Tanti tavoli aperti, serve pazienza
Nusa c’è, ma più lontano: «Concentrato sul Lipsia». Cairo blinda Cacciamani: «Ha fatto bene, vogliamo tenerlo»
(GETTY IMAGES)
Un altro giorno è andato, cantava un pezzo di storia della musica italiana come Francesco Guccini, che ieri è scomparso a 86 anni, in un brano certamente fra i meno famosi ma che calza a pennello sul momento della Roma. Una sensazione di stallo, di lentezza sul mercato che - impressioni di un momento - frena la costruzione di un amore, cioè di una squadra che possa competere veramente. Apparentemente perché poi, dietro le quinte si lavora incessantemente e freneticamente a completare il puzzle di cui sopra, tassello per tassello.
Fin dall’inizio del mercato vi raccontiamo come Antonio Nusa sia uno dei profili preferiti da Gasperini per il ruolo di esterno alto a sinistra, ma anche tra i più costosi. La Roma ha fretta, ma non ha fretta: la pazienza può premiare come può essere letale.
Costi alti che impongono di guardare anche ad altri tavoli. Specie dopo le dichiarazioni del norvegese, a Sky Sport Germania, alla ripresa dei lavori - e quindi anche di circostanza - con il suo attuale club: «Non ho mai espresso la volontà di lasciare il Lipsia, ci sono i rumors e sempre ci saranno. Possono scrivere quello che vogliono i media. Io mi sono solo rilassato un po’ in vacanza e ora sono qui al Lipsia, i fatti sono questi». Nel frattempo si continua a lavorare sull’ipotesi Endrick.
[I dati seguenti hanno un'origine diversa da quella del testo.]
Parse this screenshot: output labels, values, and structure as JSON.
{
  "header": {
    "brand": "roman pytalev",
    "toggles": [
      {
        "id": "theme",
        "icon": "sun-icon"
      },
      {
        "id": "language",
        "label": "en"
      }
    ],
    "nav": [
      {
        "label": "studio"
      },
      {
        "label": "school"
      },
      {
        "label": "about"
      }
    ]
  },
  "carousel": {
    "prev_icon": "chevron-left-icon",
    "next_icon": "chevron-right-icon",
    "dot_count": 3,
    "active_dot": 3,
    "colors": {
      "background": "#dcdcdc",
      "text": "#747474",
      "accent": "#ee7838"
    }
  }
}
Risolta la pratica Molina (anche se l’ufficialità tarderà ad arrivare perché lo spagnolo è in vacanza ancora per qualche giorno, sperando che non ci siano lentezze anche qui), anche per il ruolo di vice Wesley si guarda a più profili con un occhio di riguardo al giovane granata Cacciamani. Un’altra spinta all’indietro, però, è arrivata ieri da Torino, sull’obiettivo di Gasp per il ruolo di quinto. Urbano Cairo ha detto la sua sull’esterno classe 2007 che ha passato l’ultima stagione in prestito alla Juve Stabia: «Noi assolutamente vogliamo tenere Cacciamani, è con noi da tre anni ma ha fatto benissimo», ha detto a margine del torneo Mamma e Papà Cairo il patron granata. D’Amico avrebbe già pronta un’alternativa.
Il saluto di Angeliño
Nella giornata di ieri è poi arrivato il saluto di Angeliño, lo spagnolo rientrato in patria al Deportivo La Coruña: «È stato un orgoglio indossare questa maglia e difendere i colori giallorossi. Fin dal primo giorno mi sono sentito parte di una grande e accogliente famiglia e giocare ogni partita all’Olimpico è un privilegio che ricorderò sempre con affetto - ha scritto su Instagram -. Lasciare Roma non è mai facile e una parte di me e resterà sempre qui, tra momenti indimenticabili, grandi compagni, tanti insegnamenti e l’onore di aver rappresentato un club con una storia immensa. Grazie alla società, allo staff tecnico, a tutte le persone che lavorano ogni giorno per questo club. Ma soprattutto grazie a voi tifosi per avermi fatto sentire uno di voi. La vostra presenza e il vostro supporto hanno reso quest’esperienza unica e il ricordo del calore dell’Olimpico resterà indelebile. Vi auguro il meglio per il futuro».